En tant que femme, elle n'avait aucun droit d'héritage sur la terre non enregistrée qu'elle appelait sa maison. Comme elle, de nombreuses autres femmes - célibataires ou veuves - du village de Log-dikit au Cameroun.
La question foncière est cruciale au Cameroun, car la moitié de la population vit en zone rurale et dépend fortement de la terre pour sa subsistance et ses moyens de subsistance. Cependant, la plupart des terres sont régies par des droits coutumiers, vestiges du passé colonial du pays. En vertu de ces règles, les femmes ont peu ou pas de voix lorsqu'il s'agit de droits de propriété et de droits fonciers.
Lorsqu'un homme meurt, sa femme est souvent mise à l'écart car les hommes les plus âgés de la famille divisent les biens et les partagent entre eux. Après une vie consacrée à avoir et à élever des enfants, à nourrir la famille et à travailler la terre, les femmes se retrouvent souvent sans rien.
"Je suis mariée dans ce village depuis 1972, et après la mort de mon mari, j'ai commencé à avoir des difficultés, notamment pour la terre. Vous travaillez avec votre mari pendant toute une vie, mais dès qu'il est parti, c'est autre chose: les veuves souffrent beaucoup".
Les jeunes connaissent un sort similaire. Alors qu'ils sont souvent ceux qui contribuent le plus activement à la survie et au bien-être de leur famille et de leur communauté, les jeunes n'ont aucun droit ni aucune voix lorsqu'il s'agit de posséder des terres non enregistrées. Sans surprise, les conflits sont courants et les litiges fonciers peuvent durer des années, érodant la communauté de l'intérieur.
En 2019, Ngoken Iris Flore, leader du NES, a vu l'opportunité de changer les choses en organisant des ateliers pour éduquer les communautés sur la gestion équitable des terres coutumières.

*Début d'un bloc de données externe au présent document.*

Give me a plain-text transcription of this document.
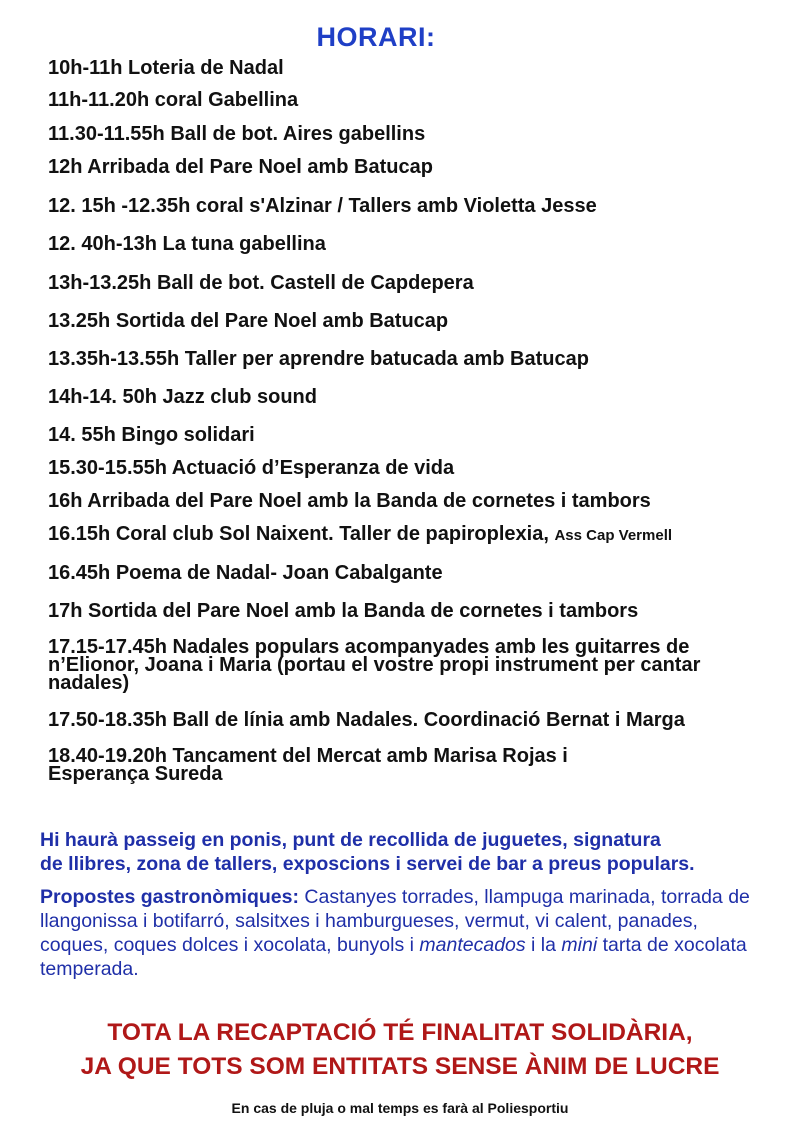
HORARI:
10h-11h Loteria de Nadal
11h-11.20h coral Gabellina
11.30-11.55h Ball de bot. Aires gabellins
12h Arribada del Pare Noel amb Batucap
12. 15h -12.35h coral s'Alzinar / Tallers amb Violetta Jesse
12. 40h-13h La tuna gabellina
13h-13.25h Ball de bot. Castell de Capdepera
13.25h Sortida del Pare Noel amb Batucap
13.35h-13.55h Taller per aprendre batucada amb Batucap
14h-14. 50h Jazz club sound
14. 55h Bingo solidari
15.30-15.55h Actuació d’Esperanza de vida
16h Arribada del Pare Noel amb la Banda de cornetes i tambors
16.15h Coral club Sol Naixent. Taller de papiroplexia, Ass Cap Vermell
16.45h Poema de Nadal- Joan Cabalgante
17h Sortida del Pare Noel amb la Banda de cornetes i tambors
17.15-17.45h Nadales populars acompanyades amb les guitarres de n’Elionor, Joana i Maria (portau el vostre propi instrument per cantar nadales)
17.50-18.35h Ball de línia amb Nadales. Coordinació Bernat i Marga
18.40-19.20h Tancament del Mercat amb Marisa Rojas i Esperança Sureda
Hi haurà passeig en ponis, punt de recollida de juguetes, signatura
de llibres, zona de tallers, exposcions i servei de bar a preus populars.
Propostes gastronòmiques: Castanyes torrades, llampuga marinada, torrada de llangonissa i botifarró, salsitxes i hamburgueses, vermut, vi calent, panades, coques, coques dolces i xocolata, bunyols i mantecados i la mini tarta de xocolata temperada.
TOTA LA RECAPTACIÓ TÉ FINALITAT SOLIDÀRIA,
JA QUE TOTS SOM ENTITATS SENSE ÀNIM DE LUCRE
En cas de pluja o mal temps es farà al Poliesportiu
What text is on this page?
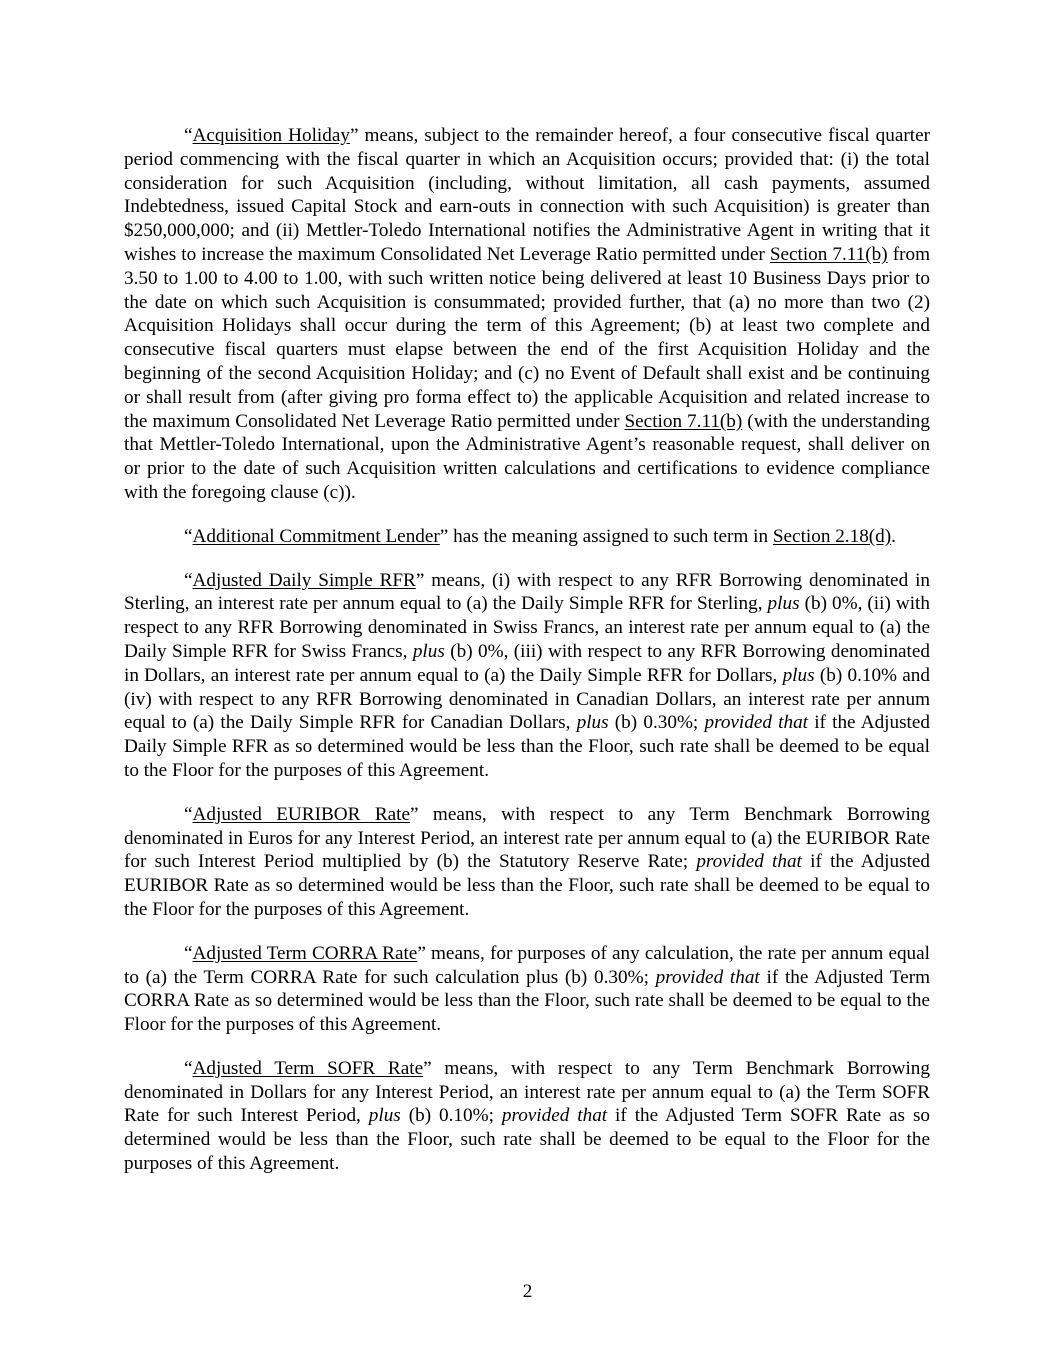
“Acquisition Holiday” means, subject to the remainder hereof, a four consecutive fiscal quarter period commencing with the fiscal quarter in which an Acquisition occurs; provided that: (i) the total consideration for such Acquisition (including, without limitation, all cash payments, assumed Indebtedness, issued Capital Stock and earn-outs in connection with such Acquisition) is greater than $250,000,000; and (ii) Mettler-Toledo International notifies the Administrative Agent in writing that it wishes to increase the maximum Consolidated Net Leverage Ratio permitted under Section 7.11(b) from 3.50 to 1.00 to 4.00 to 1.00, with such written notice being delivered at least 10 Business Days prior to the date on which such Acquisition is consummated; provided further, that (a) no more than two (2) Acquisition Holidays shall occur during the term of this Agreement; (b) at least two complete and consecutive fiscal quarters must elapse between the end of the first Acquisition Holiday and the beginning of the second Acquisition Holiday; and (c) no Event of Default shall exist and be continuing or shall result from (after giving pro forma effect to) the applicable Acquisition and related increase to the maximum Consolidated Net Leverage Ratio permitted under Section 7.11(b) (with the understanding that Mettler-Toledo International, upon the Administrative Agent’s reasonable request, shall deliver on or prior to the date of such Acquisition written calculations and certifications to evidence compliance with the foregoing clause (c)).

“Additional Commitment Lender” has the meaning assigned to such term in Section 2.18(d).

“Adjusted Daily Simple RFR” means, (i) with respect to any RFR Borrowing denominated in Sterling, an interest rate per annum equal to (a) the Daily Simple RFR for Sterling, plus (b) 0%, (ii) with respect to any RFR Borrowing denominated in Swiss Francs, an interest rate per annum equal to (a) the Daily Simple RFR for Swiss Francs, plus (b) 0%, (iii) with respect to any RFR Borrowing denominated in Dollars, an interest rate per annum equal to (a) the Daily Simple RFR for Dollars, plus (b) 0.10% and (iv) with respect to any RFR Borrowing denominated in Canadian Dollars, an interest rate per annum equal to (a) the Daily Simple RFR for Canadian Dollars, plus (b) 0.30%; provided that if the Adjusted Daily Simple RFR as so determined would be less than the Floor, such rate shall be deemed to be equal to the Floor for the purposes of this Agreement.

“Adjusted EURIBOR Rate” means, with respect to any Term Benchmark Borrowing denominated in Euros for any Interest Period, an interest rate per annum equal to (a) the EURIBOR Rate for such Interest Period multiplied by (b) the Statutory Reserve Rate; provided that if the Adjusted EURIBOR Rate as so determined would be less than the Floor, such rate shall be deemed to be equal to the Floor for the purposes of this Agreement.

“Adjusted Term CORRA Rate” means, for purposes of any calculation, the rate per annum equal to (a) the Term CORRA Rate for such calculation plus (b) 0.30%; provided that if the Adjusted Term CORRA Rate as so determined would be less than the Floor, such rate shall be deemed to be equal to the Floor for the purposes of this Agreement.

“Adjusted Term SOFR Rate” means, with respect to any Term Benchmark Borrowing denominated in Dollars for any Interest Period, an interest rate per annum equal to (a) the Term SOFR Rate for such Interest Period, plus (b) 0.10%; provided that if the Adjusted Term SOFR Rate as so determined would be less than the Floor, such rate shall be deemed to be equal to the Floor for the purposes of this Agreement.

2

"J'ai choisi la communauté de Log-dikit en raison de cas spécifiques d'inégalité foncière concernant les veuves et les filles célibataires.Il y a aussi des cas de jeunes qui sont revenus au village mais qui ne peuvent pas se développer car ils n'ont pas accès à la terre."
Après plusieurs consultations communautaires, en mars 2020, le NES Cameroun a élaboré un code de conduite sur la gestion équitable des terres coutumières, axé sur les jeunes et les femmes.

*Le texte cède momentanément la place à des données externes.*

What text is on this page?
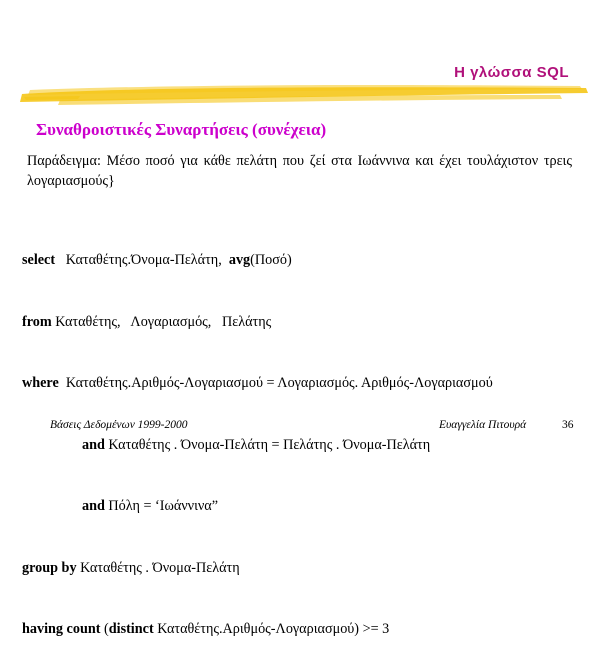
Η γλώσσα SQL
Συναθροιστικές Συναρτήσεις (συνέχεια)
Παράδειγμα: Μέσο ποσό για κάθε πελάτη που ζεί στα Ιωάννινα και έχει τουλάχιστον τρεις λογαριασμούς}

select Καταθέτης.Όνομα-Πελάτη, avg(Ποσό)

from Καταθέτης,   Λογαριασμός,   Πελάτης

where Καταθέτης.Αριθμός-Λογαριασμού = Λογαριασμός. Αριθμός-Λογαριασμού

and Καταθέτης . Όνομα-Πελάτη = Πελάτης . Όνομα-Πελάτη

and Πόλη = ‘Ιωάννινα”

group by Καταθέτης . Όνομα-Πελάτη

having count (distinct Καταθέτης.Αριθμός-Λογαριασμού) >= 3

Βάσεις Δεδομένων 1999-2000	Ευαγγελία Πιτουρά	36
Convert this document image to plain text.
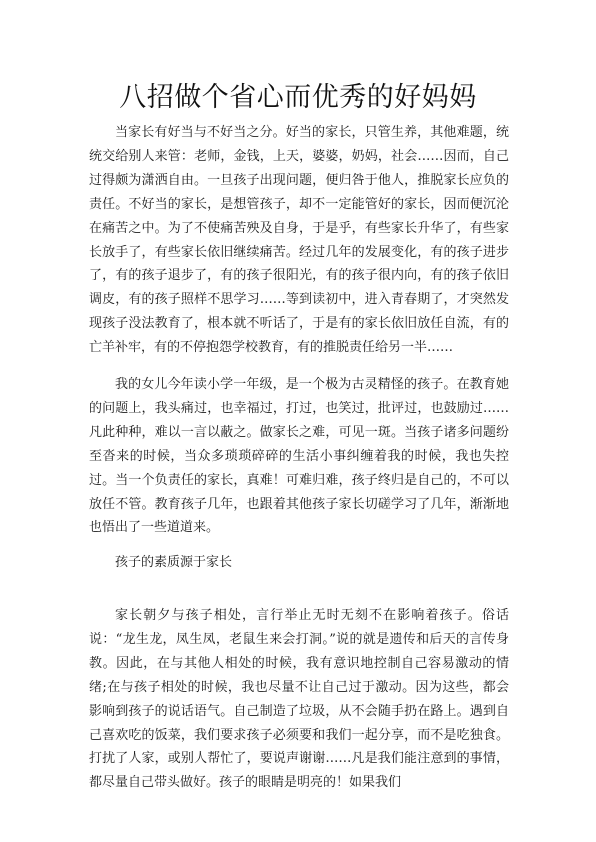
八招做个省心而优秀的好妈妈

当家长有好当与不好当之分。好当的家长，只管生养，其他难题，统统交给别人来管：老师，金钱，上天，婆婆，奶妈，社会……因而，自己过得颇为潇洒自由。一旦孩子出现问题，便归咎于他人，推脱家长应负的责任。不好当的家长，是想管孩子，却不一定能管好的家长，因而便沉沦在痛苦之中。为了不使痛苦殃及自身，于是乎，有些家长升华了，有些家长放手了，有些家长依旧继续痛苦。经过几年的发展变化，有的孩子进步了，有的孩子退步了，有的孩子很阳光，有的孩子很内向，有的孩子依旧调皮，有的孩子照样不思学习……等到读初中，进入青春期了，才突然发现孩子没法教育了，根本就不听话了，于是有的家长依旧放任自流，有的亡羊补牢，有的不停抱怨学校教育，有的推脱责任给另一半……

我的女儿今年读小学一年级，是一个极为古灵精怪的孩子。在教育她的问题上，我头痛过，也幸福过，打过，也笑过，批评过，也鼓励过……凡此种种，难以一言以蔽之。做家长之难，可见一斑。当孩子诸多问题纷至沓来的时候，当众多琐琐碎碎的生活小事纠缠着我的时候，我也失控过。当一个负责任的家长，真难！可难归难，孩子终归是自己的，不可以放任不管。教育孩子几年，也跟着其他孩子家长切磋学习了几年，渐渐地也悟出了一些道道来。

孩子的素质源于家长

家长朝夕与孩子相处，言行举止无时无刻不在影响着孩子。俗话说：“龙生龙，凤生凤，老鼠生来会打洞。”说的就是遗传和后天的言传身教。因此，在与其他人相处的时候，我有意识地控制自己容易激动的情绪;在与孩子相处的时候，我也尽量不让自己过于激动。因为这些，都会影响到孩子的说话语气。自己制造了垃圾，从不会随手扔在路上。遇到自己喜欢吃的饭菜，我们要求孩子必须要和我们一起分享，而不是吃独食。打扰了人家，或别人帮忙了，要说声谢谢……凡是我们能注意到的事情，都尽量自己带头做好。孩子的眼睛是明亮的！如果我们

Ce code vise à faciliter les conflits fonciers, en renforçant le droit des femmes et des jeunes à posséder des terres et à y accéder, et en assurant une médiation en cas de conflit.
"Pour obtenir un changement de mentalité, il fallait faire comprendre que les femmes et les jeunes sont des êtres humains et que la justice est la base de la gestion des terres. Les hommes participant aux ateliers ont dû comprendre que les opprimés sont des membres de leur propre famille et qu'ils jouent un rôle central dans la génération de revenus".

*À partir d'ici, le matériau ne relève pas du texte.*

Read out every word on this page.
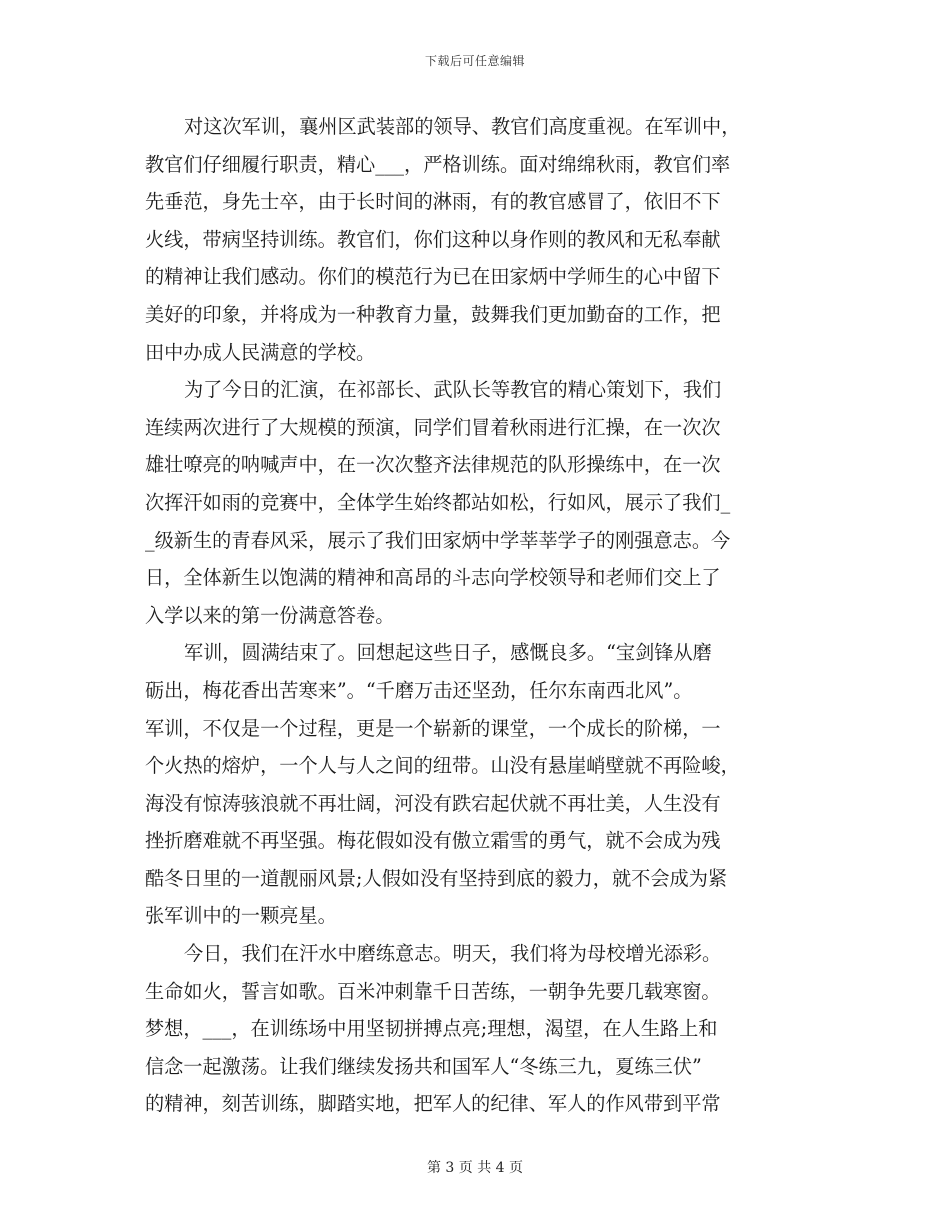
下载后可任意编辑
对这次军训，襄州区武装部的领导、教官们高度重视。在军训中，
教官们仔细履行职责，精心___，严格训练。面对绵绵秋雨，教官们率
先垂范，身先士卒，由于长时间的淋雨，有的教官感冒了，依旧不下
火线，带病坚持训练。教官们，你们这种以身作则的教风和无私奉献
的精神让我们感动。你们的模范行为已在田家炳中学师生的心中留下
美好的印象，并将成为一种教育力量，鼓舞我们更加勤奋的工作，把
田中办成人民满意的学校。
为了今日的汇演，在祁部长、武队长等教官的精心策划下，我们
连续两次进行了大规模的预演，同学们冒着秋雨进行汇操，在一次次
雄壮嘹亮的呐喊声中，在一次次整齐法律规范的队形操练中，在一次
次挥汗如雨的竞赛中，全体学生始终都站如松，行如风，展示了我们_
_级新生的青春风采，展示了我们田家炳中学莘莘学子的刚强意志。今
日，全体新生以饱满的精神和高昂的斗志向学校领导和老师们交上了
入学以来的第一份满意答卷。
军训，圆满结束了。回想起这些日子，感慨良多。“宝剑锋从磨
砺出，梅花香出苦寒来”。“千磨万击还坚劲，任尔东南西北风”。
军训，不仅是一个过程，更是一个崭新的课堂，一个成长的阶梯，一
个火热的熔炉，一个人与人之间的纽带。山没有悬崖峭壁就不再险峻，
海没有惊涛骇浪就不再壮阔，河没有跌宕起伏就不再壮美，人生没有
挫折磨难就不再坚强。梅花假如没有傲立霜雪的勇气，就不会成为残
酷冬日里的一道靓丽风景;人假如没有坚持到底的毅力，就不会成为紧
张军训中的一颗亮星。
今日，我们在汗水中磨练意志。明天，我们将为母校增光添彩。
生命如火，誓言如歌。百米冲刺靠千日苦练，一朝争先要几载寒窗。
梦想，___，在训练场中用坚韧拼搏点亮;理想，渴望，在人生路上和
信念一起激荡。让我们继续发扬共和国军人“冬练三九，夏练三伏”
的精神，刻苦训练，脚踏实地，把军人的纪律、军人的作风带到平常
第 3 页 共 4 页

Ndjeyick Pouhe Joseph, notable du canton où se trouve la communauté de Log-dikit, a participé au premier atelier organisé par Iris et a été tellement impressionné par le travail qu'elle accomplissait qu'il a décidé de le reproduire dans les autres communautés du canton.
Depuis lors, le code a été distribué à plus de 50 autorités traditionnelles, touchant ainsi plus de 300 membres de la communauté.
Le fait de disposer d'un code de conduite a permis de résoudre de nombreux litiges fonciers, donnant aux femmes et aux jeunes un outil et une voix pour s'assurer que leurs droits fonciers sont respectés.
"La différence, c'est qu'aujourd'hui, lorsque nous avons des conflits fonciers dans le village de Log-dikit et aussi dans les cinquante et un autres villages du canton, nous essayons de ramener les gens au niveau de l'équité, au niveau des connaissances que nous avons."
Chaque communauté du canton a deux rois, un traditionnel appelé Mbombock et un plus institutionnel, qui travaillent ensemble pour assurer le bien-être de toute la communauté.
Leur participation au processus d'élaboration et de mise en œuvre du code de conduite a été essentielle et leur soutien aux activités de formation a permis aux membres de la communauté, en particulier aux femmes, de se sentir habilités à défendre leurs droits.
"La formation que nous avons reçue est utile. Il faut d'abord avoir un cœur fort et le courage de changer les choses. Nos dirigeants nous ont donné des conseils, ils nous ont aidés, et cela nous a donné le courage de faire le travail."
Le processus n'a cependant pas été sans difficultés, et les Rois ont dû jouer les médiateurs entre l'ancienne et la nouvelle génération. Pout Jean Climaque, roi institutionnel de la communauté, se souvient que l'aspect le plus difficile a été de convaincre les membres les plus âgés de la communauté que la façon dont ils avaient l'habitude de faire les choses ne pouvait plus fonctionner.
"Les femmes et les hommes, les jeunes, ont droit à la terre, nous allons continuer à travailler, nous devons continuer à nous former pour un changement de mentalité."
Mais si le changement met du temps à s'installer, la mise en place du code de conduite marque sans doute un tournant.
C'est certainement le cas pour Justine, dont la terre peut enfin être considérée comme la sienne.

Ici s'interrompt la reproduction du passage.